Key takeaways from the call are – 1)  realisations across India / Europe to decline by  INR3.1k/t and EUR35-40/t in 2QFY24 2) coking coal cost across India and Europe is expected to come lower by ~USD50/t in 2Q 3) Kalinganagar capex progressing on track with BF commissioning expected by March’24 4) 2.2 MTPA CRM complex is being progressively commissioned with CAL & CGL lines work underway 5) BF 6 (Netherlands) relining expected to be completed by end 1H 6) Netherlands business likely to turn profitable in 2H driven by lower energy costs; UK losses to reduce  7) Net Debt/EBITDA target maintained at 2-2.5x with deleveraging target of US$1bn annually  Tata steel plans to increase capacity to ~40 mn tons by FY30, with immediate focus on Kalinganagar and NINL. Lower losses in Europe during 2H driven by declining energy costs and strong Indian margins remain key triggers. Re-iterate BUY. 

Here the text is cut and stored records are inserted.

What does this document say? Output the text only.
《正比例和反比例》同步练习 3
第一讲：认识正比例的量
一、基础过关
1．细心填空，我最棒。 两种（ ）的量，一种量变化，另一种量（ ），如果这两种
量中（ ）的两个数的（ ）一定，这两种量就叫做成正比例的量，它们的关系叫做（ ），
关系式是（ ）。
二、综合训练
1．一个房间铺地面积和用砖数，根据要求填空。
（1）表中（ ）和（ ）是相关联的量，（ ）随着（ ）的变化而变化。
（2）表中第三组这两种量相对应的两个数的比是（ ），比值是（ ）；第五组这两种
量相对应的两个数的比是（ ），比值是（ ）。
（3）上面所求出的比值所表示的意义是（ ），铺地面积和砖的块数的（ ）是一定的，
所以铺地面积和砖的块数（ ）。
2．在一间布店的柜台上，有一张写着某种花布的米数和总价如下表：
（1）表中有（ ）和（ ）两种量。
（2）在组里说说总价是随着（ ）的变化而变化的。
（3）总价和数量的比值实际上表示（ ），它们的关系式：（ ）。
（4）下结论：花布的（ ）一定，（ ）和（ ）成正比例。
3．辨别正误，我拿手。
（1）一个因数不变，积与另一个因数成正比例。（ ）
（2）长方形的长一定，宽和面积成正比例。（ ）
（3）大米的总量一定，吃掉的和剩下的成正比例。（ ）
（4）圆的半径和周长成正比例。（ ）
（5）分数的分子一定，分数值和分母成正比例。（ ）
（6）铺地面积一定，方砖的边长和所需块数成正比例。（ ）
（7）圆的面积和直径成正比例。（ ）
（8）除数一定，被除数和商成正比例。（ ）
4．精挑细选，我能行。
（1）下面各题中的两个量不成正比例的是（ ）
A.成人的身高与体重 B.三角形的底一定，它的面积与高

* Higher than expected realisation lead to beat in margins: Tata Steel India standalone (incl. BSL) EBITDA came at INR74bn implying a blended EBITDA/t of INR16k (JMfe INR 13.1k), a sequential decline of 4.1% primarily on account of higher RM cost. PAT stood at INR43.2bn (vs. INR49.1bn in 4Q23). TSLP reported a 18.3% QoQ increase in revenues to INR35.7bn, driven by ramp up at NINL (currently operating at ~1mtpa). EBITDA came at INR1.6bn.  

* Europe profitability remains impacted by elevated RM cost: TSE reported an EBITDA loss of USD191mn vs EBITDA loss of USD200mn in 4Q. EBITDA/t stood at negative USD96 in 1Q vs negative USD92 in 4Q. The margins were flat QoQ as rise in realisation was offset by lower volumes/elevated RM costs. The buy-in transaction for liabilities of British Steel Pension Scheme has been completed, derisking Tata Steel UK. The company has also cautioned on the ability of UK business to remain a ''going concern’’ amidst potential economic downturn in Europe and adequacy of financial aid offered by the government.

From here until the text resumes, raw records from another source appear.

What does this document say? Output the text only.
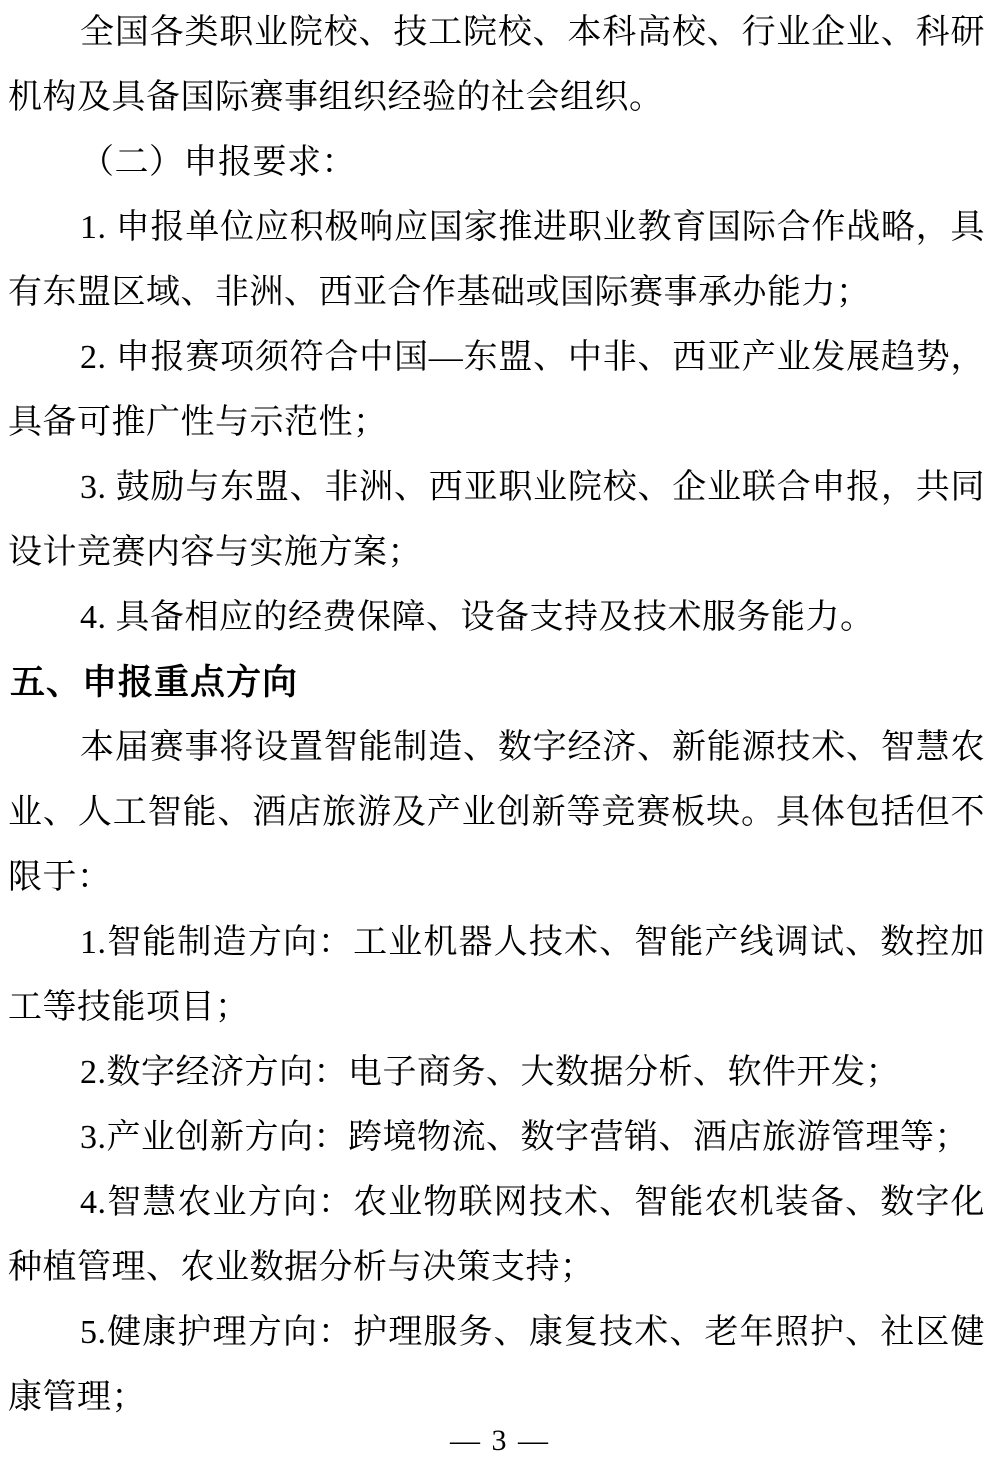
全国各类职业院校、技工院校、本科高校、行业企业、科研机构及具备国际赛事组织经验的社会组织。

（二）申报要求：

1. 申报单位应积极响应国家推进职业教育国际合作战略，具有东盟区域、非洲、西亚合作基础或国际赛事承办能力；

2. 申报赛项须符合中国—东盟、中非、西亚产业发展趋势，具备可推广性与示范性；

3. 鼓励与东盟、非洲、西亚职业院校、企业联合申报，共同设计竞赛内容与实施方案；

4. 具备相应的经费保障、设备支持及技术服务能力。

五、申报重点方向

本届赛事将设置智能制造、数字经济、新能源技术、智慧农业、人工智能、酒店旅游及产业创新等竞赛板块。具体包括但不限于：

1.智能制造方向：工业机器人技术、智能产线调试、数控加工等技能项目；

2.数字经济方向：电子商务、大数据分析、软件开发；

3.产业创新方向：跨境物流、数字营销、酒店旅游管理等；

4.智慧农业方向：农业物联网技术、智能农机装备、数字化种植管理、农业数据分析与决策支持；

5.健康护理方向：护理服务、康复技术、老年照护、社区健康管理；

— 3 —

* Growth capex on track: Work on 5mtpa expansion at Kalinganagar and 0.75mtpa EAF at Punjab is progressing on track. The company began production of pellets at the 6MTPA plant at Kalinganagar. 2.2 MTPA CRM complex is being progressively commissioned with CAL & CGL lines work underway. The planned relining of BF6 at Tata Steel Netherlands commenced in April leading to lower crude steel production. The company continues to remain focused on cost optimisation, operational improvements and working capital management to maximise cashflow.